All specimens should be collected in sterile containers and transported to the laboratory within 2 hours. Avoid sending sample swabs if pus or sterile body fluids can be aspirated or when tissues are obtained. Dry swabs should not be used to collect these samples.
All the tissue that appears to be infected is collected and fixed using the paraffin wax layer.
Request for fungal culture should be made of the tissue samples collected and preserved in saline.
Request GMS (Grocott methenamine silver) stain for histopathological examination of the tissue samples collected. These should be collected in 10% formalin. It is based on the principle that mucopolysaccharide components of the fungal cell wall, when oxidized, release aldehyde groups. The aldehyde groups then react with the silver nitrate, reducing it to metallic silver, rendering them visible. In addition, it imparts a black colour to the fungal profiles and pale green colour to the background.

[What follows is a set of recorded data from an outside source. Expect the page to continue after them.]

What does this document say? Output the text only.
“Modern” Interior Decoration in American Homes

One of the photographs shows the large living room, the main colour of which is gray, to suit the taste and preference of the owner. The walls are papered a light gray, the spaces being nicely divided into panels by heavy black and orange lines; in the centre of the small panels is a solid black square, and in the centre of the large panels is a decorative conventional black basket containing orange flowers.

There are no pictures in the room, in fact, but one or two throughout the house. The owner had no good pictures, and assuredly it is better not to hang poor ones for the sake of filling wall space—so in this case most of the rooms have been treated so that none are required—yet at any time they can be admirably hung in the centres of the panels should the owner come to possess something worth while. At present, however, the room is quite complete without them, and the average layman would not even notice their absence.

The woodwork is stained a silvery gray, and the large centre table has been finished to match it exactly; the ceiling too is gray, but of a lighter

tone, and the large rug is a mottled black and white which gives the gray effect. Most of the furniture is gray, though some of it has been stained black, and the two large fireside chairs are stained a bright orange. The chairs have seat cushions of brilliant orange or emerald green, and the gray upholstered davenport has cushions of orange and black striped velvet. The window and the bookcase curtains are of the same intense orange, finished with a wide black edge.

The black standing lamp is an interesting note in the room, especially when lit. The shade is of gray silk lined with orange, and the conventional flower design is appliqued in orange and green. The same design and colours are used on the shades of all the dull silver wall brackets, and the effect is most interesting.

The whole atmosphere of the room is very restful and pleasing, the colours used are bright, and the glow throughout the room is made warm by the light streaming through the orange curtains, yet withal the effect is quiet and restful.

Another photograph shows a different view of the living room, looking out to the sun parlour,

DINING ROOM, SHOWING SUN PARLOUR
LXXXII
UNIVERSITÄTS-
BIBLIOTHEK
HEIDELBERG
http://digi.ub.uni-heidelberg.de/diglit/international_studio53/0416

Gross and Histopathology Features of Invasive Fungal Infection
Mucormycosis mainly affects the sphenoidal sinuses. It appears a pale grey, hard tissue that involves the mucosa of the nose and paranasal sinuses and widely infiltrates the tissues of the face and orbit. The bones of the nose show extensive necrosis and abscesses (Figure 7). Histopathologically, it shows haemorrhagic infarction, coagulation necrosis, angioinvasion, infiltration by neutrophils (in non-neutropenic hosts), and perineural invasion. The hyphae, Rhizopus Oryza of the class Mucorales, are broad, show infrequent septae, and have non-parallel sides. They are often basophilic and stain deeply with haematoxylin (Figure 3). Sporangia are seen on rare occasions.11
Aspergillosis mainly involves the maxillary sinus. Grossly it appears like a soft mass of variable colour, which lies within the lumen or is attached to the sidewall of the antrum. Histopathologically, it shows tangled mycelium of aspergilli with a thin coating of inflammatory cells containing neutrophils, lymphocytes, and multinucleate giant cells (Figure 4, Figure 6). A granulomatous inflammatory reaction represents the central part of the lesion and is composed of giant cells, histiocytes, neutrophils, and eosinophils with much fibrosis. The aspergilli are mainly to be found in the cytoplasm of the giant cells. Staining with GMS and PAS (Periodic Acid-Schiff) shows the hyphae, which characteristically are septate and branch at an acute angle of about 45° (Figure 5, Figure 6). The fungal balls of the paranasal sinuses frequently contain short, bizarrely shaped hyphae. Conidiophores are not seen in the tissues.11
Covid-19 triggered fungal infections (CTFIs) are rapidly turning into an epidemic disease, affecting a large population of COVID patients. Many deaths are attributed to this invasive fungal infection, affecting mainly vital structures such as the brain and orbits. Performing autopsy in fatalities due to COVID-19 disease and the findings observed has played a crucial role in understanding the pathogenesis of the disease. Although the COVID-19 infection poses an imminent threat to autopsy surgeons and mortuary staff, restriction of autopsies in COVID-19 deaths in general with further limitations on pathological autopsies impedes the advancement of knowledge one can gain by conducting them. Minimally invasive and less mutilating techniques procedures may offer an excellent aid for conducting autopsies in such highly infectious diseases. Though these postmortem techniques cannot replace the timely honoured complete medicolegal autopsy, they can be helpful in restrictive pathological autopsies and highly contagious diseases like COVID-19. In the era of a highly infectious pandemic where postmortem examination is not advised, autopsy surgeons need to adopt newer advanced techniques to identify the disease etiopathogenesis and fulfil the objectives of postmortem examinations.